Une stratégie des données pour sécuriser la ville de Charleroi, 23 janvier 2024

Prolongeons aujourd’hui cette démarche par l’analyse du WEF (World Economic Forum) sur la ville de Mexico qui a également traité de cette question à travers une nouvelle approche : les données. Cet article du 26 juin 2023 rédigé par Alfrédo Ledesma traite des mêmes questions et propos de notre article et montre que c’est possible de faire mieux, même dans une des villes les plus dangereuses au monde :
- En 2018, seulement 7 % des habitants de la ville de Mexico ont considéré la ville comme un endroit sûr où vivre.
- Depuis lors, la ville de Mexico a réduit la criminalité à fort impact de plus de 50 % à l’aide d’une nouvelle politique de données ouvertes dans le cadre d’une stratégie globale de réduction de la criminalité.
- Avec un meilleur accès aux données, les agences municipales peuvent accéder à des informations fines pour créer des politiques ciblées, et les développeurs d’applications utilisent les données pour cartographier non seulement la criminalité, mais aussi des itinéraires de transit plus sûrs.
- La politique d’ouverture des données a été soutenue par l’Alliance mondiale des villes intelligentes du G20.
En 2018, seulement 7 % des habitants de la ville de Mexico ont considéré la ville comme un endroit sûr où vivre. Depuis lors, la ville de Mexico a réduit la criminalité à fort impact de plus de 50 % à l’aide d’une nouvelle politique de données ouvertes dans le cadre d’une stratégie globale de réduction de la criminalité. Avec un meilleur accès aux données, les agences municipales peuvent accéder à des informations fines pour créer des politiques ciblées, et les développeurs d’applications utilisent les données pour cartographier non seulement la criminalité, mais aussi des itinéraires de transit plus sûrs. La politique d’ouverture des données a été soutenue par l’Alliance mondiale des villes intelligentes du G20.
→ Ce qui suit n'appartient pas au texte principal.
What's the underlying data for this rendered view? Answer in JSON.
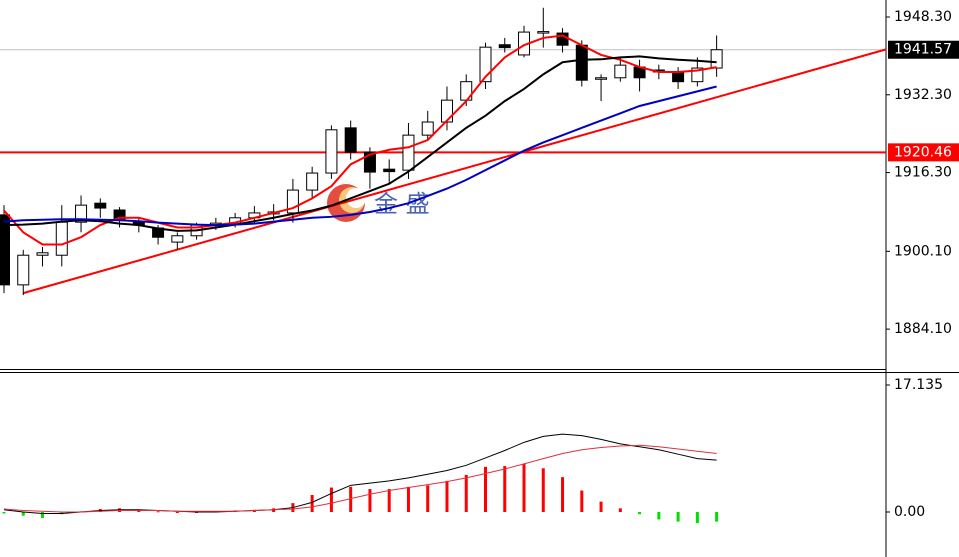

Comment ouvrir ses données permet-il de réduire la criminalité ?
Nous alors vous proposer ici un exemple assez simple et vécu à Charleroi en fin d’année 2023 :
Utilisateur fréquent du parking Q-Park de l’Innovation (+/- 200 places en plein cœur de ville), je constatai sur les réseaux sociaux une certaine rage d’utilisateurs voyant leur voiture abîmée avec des bris de vitres. Quoi de plus normal alors que le parking est payant. La raison essentielle est que les portes d’accès sont en panne et laisse donc l’entrée à tout un chacun à pied… le 30 décembre 2023, je pus juger par moi-même de la situation avec le constat de 2 drogués qui se chauffaient leur petite dose au niveau 4 du parking. Nous sommes là face à un fait objectif : un parking sécurisé est devenu insécurisé à cause de la non-réparation des portes d’accès. Si cette donnée était « ouverte », la police en aurait été prévenue, mais pas seulement : les usagers également et d’autant plus, des échanges entre usagers auraient probablement un double effet « Kiss cool » et les gens changent de parkings en connaissance de cause. Le double effet est la présence plus localisée et donc efficace des policiers, mais également une pression des usagers face au manque à gagner engendré par la désertion du parking. Sans nul doute Q-Park se serait plus dépêché pour régler le problème. De même et à plus large échelle, le citoyen est un expert-usager qui peut exprimer des constats, mais également des solutions. En d’autres termes, le gratuit, ça peut rapporter gros : les gens s’expriment gratuitement pour améliorer le service et donc ils y gagnent aussi. Ce n’est pas par philanthropie que le WEF parle des données ouvertes !
Mexico : Un portail open data et des nouveaux usages

Le nouveau portail de données en ouvert a eu un effet transformateur sur la façon dont les organismes municipaux accèdent et analysent les données relatives à la criminalité. Il permet une meilleure coordination entre les départements et la création de politiques plus ciblées et axées sur les données qui se concentrent sur les « zones rouges » criminelles dans la ville. Je renvoie à mon premier article pour plus de développement.
Tout cela nécessite un véritable travail de fond et une nouvelle gouvernance : la donnée ne vous appartient pas, elle est la propriété des citoyens… la Cité au sens grec du terme.
Les informations qui n’avaient jamais été rendues publiques auparavant, telles que les délits de rue du Bureau du Procureur général, sont désormais accessibles à tous. Les universitaires, les entreprises et les organisations de la société civile peuvent accéder aux données pour créer des solutions et des innovations qui complètent les nouvelles politiques de la ville. Un exemple en est l’application réussie « Hoyo de Crimen », qui propose des itinéraires de voyage sûrs sur la base des données les plus récentes sur la criminalité au niveau de la rue, permettant aux gens d’éviter les points chauds de la criminalité lorsqu’ils marchent ou traversent la ville. Depuis l’introduction de la politique ouverte en matière de données – qui a contribué à une stratégie globale de réduction de la criminalité et de soutien social – la criminalité à fort impact dans la ville a diminué de 53 %, et 43 % des habitants de la ville de Mexico considèrent désormais la ville comme un endroit sûr.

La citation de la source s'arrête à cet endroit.